Ullrich and his team are attempting to produce the world’s first high-resolution so-called medium ensemble from a single global modeling system. “We’re pushing E3SM to cloud-resolving scales using what is known as regionally refined modeling,” Ullrich says. The model “places higher resolution in certain parts of the domain, allowing us to target the computational expense to very specific regions or events.”

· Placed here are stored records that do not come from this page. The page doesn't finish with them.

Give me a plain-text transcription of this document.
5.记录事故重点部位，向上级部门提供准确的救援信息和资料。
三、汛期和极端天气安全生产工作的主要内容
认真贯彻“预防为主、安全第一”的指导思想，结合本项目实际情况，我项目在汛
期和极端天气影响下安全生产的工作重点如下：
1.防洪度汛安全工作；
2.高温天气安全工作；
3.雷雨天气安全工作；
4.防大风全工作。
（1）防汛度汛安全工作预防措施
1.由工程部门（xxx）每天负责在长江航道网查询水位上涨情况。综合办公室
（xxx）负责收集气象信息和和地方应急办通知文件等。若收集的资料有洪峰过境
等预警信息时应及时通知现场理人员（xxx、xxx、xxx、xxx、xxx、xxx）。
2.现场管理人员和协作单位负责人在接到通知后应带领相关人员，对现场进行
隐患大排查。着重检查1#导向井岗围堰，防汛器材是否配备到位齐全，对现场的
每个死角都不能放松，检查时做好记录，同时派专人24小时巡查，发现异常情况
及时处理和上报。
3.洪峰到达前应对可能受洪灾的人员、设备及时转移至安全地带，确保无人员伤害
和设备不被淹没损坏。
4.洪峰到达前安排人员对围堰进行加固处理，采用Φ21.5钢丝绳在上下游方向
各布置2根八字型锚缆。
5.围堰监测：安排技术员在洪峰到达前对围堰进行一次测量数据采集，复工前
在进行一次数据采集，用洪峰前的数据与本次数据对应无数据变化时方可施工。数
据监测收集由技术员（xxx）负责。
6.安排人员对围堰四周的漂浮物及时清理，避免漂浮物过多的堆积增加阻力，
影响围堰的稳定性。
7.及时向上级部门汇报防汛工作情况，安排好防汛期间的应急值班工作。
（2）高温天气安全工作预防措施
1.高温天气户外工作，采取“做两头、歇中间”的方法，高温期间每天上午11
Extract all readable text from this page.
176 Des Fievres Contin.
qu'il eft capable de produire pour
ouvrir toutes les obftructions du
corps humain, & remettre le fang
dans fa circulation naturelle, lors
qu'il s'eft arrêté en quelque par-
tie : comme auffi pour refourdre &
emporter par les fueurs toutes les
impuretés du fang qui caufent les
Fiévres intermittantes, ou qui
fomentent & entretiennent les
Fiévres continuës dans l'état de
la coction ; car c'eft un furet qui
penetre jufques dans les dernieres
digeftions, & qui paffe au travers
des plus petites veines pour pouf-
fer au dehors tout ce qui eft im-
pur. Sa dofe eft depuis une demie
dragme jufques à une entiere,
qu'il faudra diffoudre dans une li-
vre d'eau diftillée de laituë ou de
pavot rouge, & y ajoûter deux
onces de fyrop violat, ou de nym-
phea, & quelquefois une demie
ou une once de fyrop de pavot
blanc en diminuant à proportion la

The team, which includes Colin Zarzycki at Pennsylvania State University, Stefan Rahimi-Esfarjani at UCLA, Melissa Bukovsky at NCAR, Sara Pryor from Cornell University, and Alan Rhoades at Lawrence Berkeley National Laboratory, has an ASCR Leadership Computing Challenge (ALCC) award to target areas of interest. They’ve been allocated 900,000 node-hours on Theta at the Argonne Leadership Computing Facility (ALCF) and 300,000 node-hours on Perlmutter-CPU at the National Energy Research Computing Center. “We can also use a finer grid spacing for larger regions,” Ullrich says but notes that would mean fewer storm simulations. “It’s just a matter of how we want to use our ALCC allocation.”

Ullrich says E3SM has been thoroughly tuned to run efficiently on Theta’s Intel processors. “This means we can achieve higher throughputs, for instance, than the Weather Research and Forecasting (WRF) system, which is considerably more expensive, in terms of the time and energy required to complete the run.”

The team will use Perlmutter for smaller, more targeted simulations. “It’s a very flexible, robust system,” Ullrich says, that will let the team run different code configurations “very quickly, and it has much higher throughput than Theta.”

Ullrich and his colleagues plan to focus their high-resolution lens on regions containing 20 to 40 historically notable U.S. storms. They’ll run 10 simulations of each, covering the period from 1950 through 2100 with a refinement region covering the lower 48 states at a grid spacing of approximately 22 km. They aim to capture aspects of large-scale structure and frequency, plus the locations of tropical cyclones, atmospheric rivers, windstorms and winter storms. Then they’ll quantify these conditions’ changes in the future.

Averaging outcomes over 10 simulations for each storm will help iron out forecasting uncertainties. “We’ll start our simulations at slightly different times, or with slightly different initial configurations, in order to trigger small-scale perturbations that lead to different evolutions of those storms,” Ullrich says.

In addition, the team will simulate the 20 most extreme events at high resolution, using the Simple Cloud-Resolving E3SM Atmosphere Model (SCREAM) at 3.5-km grid spacing, and the WRF system at less than 2-km spacing. These runs will let the team compare the E3SM-generated phenomena’s severity to historical events. The large-ensemble runs and the downscaled simulations will further let the researchers predict whether historical worst-case extremes were as bad as it can get or if even more damaging extreme events are possible.

The simulations have begun and look promising so far, Ullrich says. “The simulated climate looks excellent,” containing many small-scale features. It “captures tropical cyclones very nicely. Now, we’re looking forward to building up this large dataset that will enable us to reduce uncertainties, which will really give us a great look into the future of extreme weather.”